A relatively high proportion of youth have easy access to a firearm, with differences across age, sex, race and/or ethnicity, and geography. This highlights the need for efforts to address ways to reduce firearm access for youth, including secure storage at home, for the prevention of youth firearm suicide and other firearm injuries.

What’s Known on This Subject:

Suicide is a leading cause of death among adolescents, and firearms are implicated in a majority of those deaths. Safe storage of firearms can prevent adolescent suicide, homicide, and unintentional firearm injuries and deaths.

What This Study Adds:

In a representative sample of high school students in Colorado, 20% reported easy access to a handgun. Students with mental health concerns or who had been in a fight were more likely to say they could access a handgun.

Suicide is the second leading cause of death for adolescents aged 15 to 19 years,1  and firearms are the leading method of these deaths.2  Furthermore, adolescent suicide rates have increased 76% for adolescents aged 15 to 19 years from 2007 to 2017, with a 10% annual increase for each year from 2014 to 2017.3  Especially concerning is the rise in firearm suicide among Black youth, a group that for many years had lower suicide rates compared with white youth.46  Among those younger than age 13 years, Black youth are now twice as likely as white youth to die by suicide. Among adolescents aged 15 to 19 who die by suicide, 51% used a firearm, which is approximately the same for white and Black youth.6 

Reducing firearm access is an evidence-based, recommended strategy to prevent suicide deaths, as well as to prevent other intentional or unintentional firearm injuries.7  In the United States, youth may have easy access to firearms in their homes: 1 in 3 adults has a gun in their home, and 2 in 10 of these gun owners keep at least 1 gun loaded and unlocked.8  Firearms located in the home are the most common source for youth access, but youth may also access firearms at the homes of relatives of friends9  or may obtain firearms illegally.10  Yet the lack of consistent national surveillance means relatively little is known about firearm access among adolescents. Existing evidence about home access and storage of firearms is largely about adults11,12  or specific adolescent subpopulations,13  such as those seen in emergency departments.10,14 

The purpose with this study was to (1) examine the population prevalence of perception of handgun access among adolescents in Colorado and (2) explore individual and geographic characteristics, as well as related health factors, associated with perceptions of handgun access. Understanding youth perceptions about ease of access has implication for injury prevention efforts related to reducing legal or illegal firearm access.

Data were from the Healthy Kids Colorado Survey (HKCS), a biennial cross-sectional survey of Colorado public high school students. Schools were sampled and the survey was administered consistent with methods for Centers for Disease Control and Prevention Youth Risk Behavior Survey (YRBS).15  The HKCS sampling used a 2-stage stratified cluster design by using a sampling frame of all public high schools in Colorado.

The survey was self-administered in classrooms during a regular class period by using either a machine-scannable paper booklet or online, with mode of administration determined by the school. Teachers oversaw survey administration and were directed to read a script and show a short video providing instructions for students. Teachers were instructed not to circulate the room while students were completing the survey so that they could not see student responses. Participation was voluntary and approved by parents; no identifying information was collected from students. The study was approved by the Colorado Multiple Institutional Board.

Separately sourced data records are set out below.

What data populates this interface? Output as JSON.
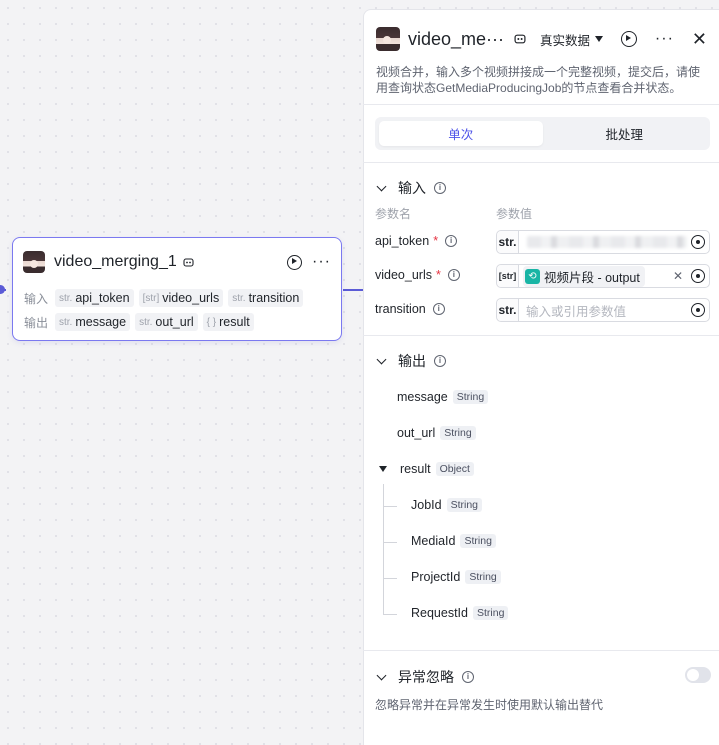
{
  "node": {
    "title": "video_merging_1",
    "inputs_label": "输入",
    "outputs_label": "输出",
    "inputs": [
      {
        "type": "str.",
        "name": "api_token"
      },
      {
        "type": "[str]",
        "name": "video_urls"
      },
      {
        "type": "str.",
        "name": "transition"
      }
    ],
    "outputs": [
      {
        "type": "str.",
        "name": "message"
      },
      {
        "type": "str.",
        "name": "out_url"
      },
      {
        "type": "{ }",
        "name": "result"
      }
    ]
  },
  "panel": {
    "title": "video_me···",
    "mode_label": "真实数据",
    "description": "视频合并，输入多个视频拼接成一个完整视频，提交后，请使用查询状态GetMediaProducingJob的节点查看合并状态。",
    "tabs": [
      {
        "label": "单次",
        "active": true
      },
      {
        "label": "批处理",
        "active": false
      }
    ],
    "input_section": {
      "title": "输入",
      "col_param_name": "参数名",
      "col_param_value": "参数值",
      "params": [
        {
          "name": "api_token",
          "required": true,
          "type": "str.",
          "value": ""
        },
        {
          "name": "video_urls",
          "required": true,
          "type": "[str]",
          "ref_label": "视频片段 - output"
        },
        {
          "name": "transition",
          "required": false,
          "type": "str.",
          "placeholder": "输入或引用参数值"
        }
      ]
    },
    "output_section": {
      "title": "输出",
      "items": [
        {
          "name": "message",
          "type": "String"
        },
        {
          "name": "out_url",
          "type": "String"
        },
        {
          "name": "result",
          "type": "Object"
        },
        {
          "name": "JobId",
          "type": "String"
        },
        {
          "name": "MediaId",
          "type": "String"
        },
        {
          "name": "ProjectId",
          "type": "String"
        },
        {
          "name": "RequestId",
          "type": "String"
        }
      ]
    },
    "exception_section": {
      "title": "异常忽略",
      "description": "忽略异常并在异常发生时使用默认输出替代",
      "enabled": false
    }
  },
  "colors": {
    "accent": "#4d53e8",
    "node_border": "#7b79f0",
    "edge": "#5b5bd6",
    "required": "#e53241",
    "ref_icon": "#19b5a5"
  },
  "icons": [
    "avatar",
    "bot-icon",
    "play-icon",
    "more-icon",
    "close-icon",
    "chevron-down-icon",
    "info-icon",
    "target-icon",
    "clear-icon",
    "reference-icon",
    "caret-down-icon",
    "tree-toggle-icon",
    "toggle-switch"
  ]
}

The HKCS instrument consists primarily of questions from the YRBS, with additional questions added for Colorado from validated sources. There are 2 modules, consisting of a total of 123 and 126 questions. Because firearm access is a risk factor for suicide,16  the 2019 HKCS administration include a single new question: “If you wanted to get a handgun, how easy would it be for you to get one?” (response options: very hard, sort of hard, sort of easy, and very easy). For ease of presentation and analysis, we combined sort of easy and very easy.

Students were asked about their mental health with the YRBS question “during the past 12 months, did you ever feel so sad or hopeless almost every day for 2 weeks or more in a row that you stopped doing some usual activities?” with response options of yes or no. Students were also asked, “during the past 12 months, how many times did you actually attempt suicide?” and collapsed responses of 1 time and >1 vs 0 times. Physical fighting was assessed with the question “during the past 12 months, how many times were you in a physical fight?” and collapsed responses of 1 time and >1 vs 0 times.

Students were asked about demographic characteristics, including their sex, grade level in school, race and/or ethnicity, sexual orientation, gender identity, and highest level of their mother’s education. Schools were characterized as urban, suburban, and rural on the basis of classifications from the National Center of Education Statistics.

Students were weighted to state enrollment in public high schools. The weights accounted for sampling design, school and student nonparticipation and nonresponse, and discrepancies in grade, sex, and race and/or ethnicity between the sample and the population. For analysis, we examined student characteristics among responding and nonresponding schools and found comparable distributions of sex and grade (Supplemental Table 3). Although the distribution of race and/or ethnicity differed between responding and nonresponding schools, there was no evidence of systematic differences. Among responding schools, ∼5% more were in urban areas versus nonresponding schools, and nonresponding schools tended to have lower student enrollment.

We conducted analyses in SAS (SAS Institute, Inc, Cary, NC) using design and poststratification weights to represent Colorado public high school enrollment. First, we examined weighted prevalence of perceived handgun access by student demographic characteristics and school location using the Rao-Scott χ2 test.17  We then examined perceived handgun access by indicators of suicidality or violence, adjusting for demographic and school characteristics.

In total, 46 537 high school students responded (71% student response rate; 83% school response rate). In weighted analysis, students reported it was very hard (60.6%), sort of hard (19.4%), sort of easy (11.1%), and very easy (8.8%) to get a handgun, totaling 20.0% reporting ease of access (collapsing easy or very easy).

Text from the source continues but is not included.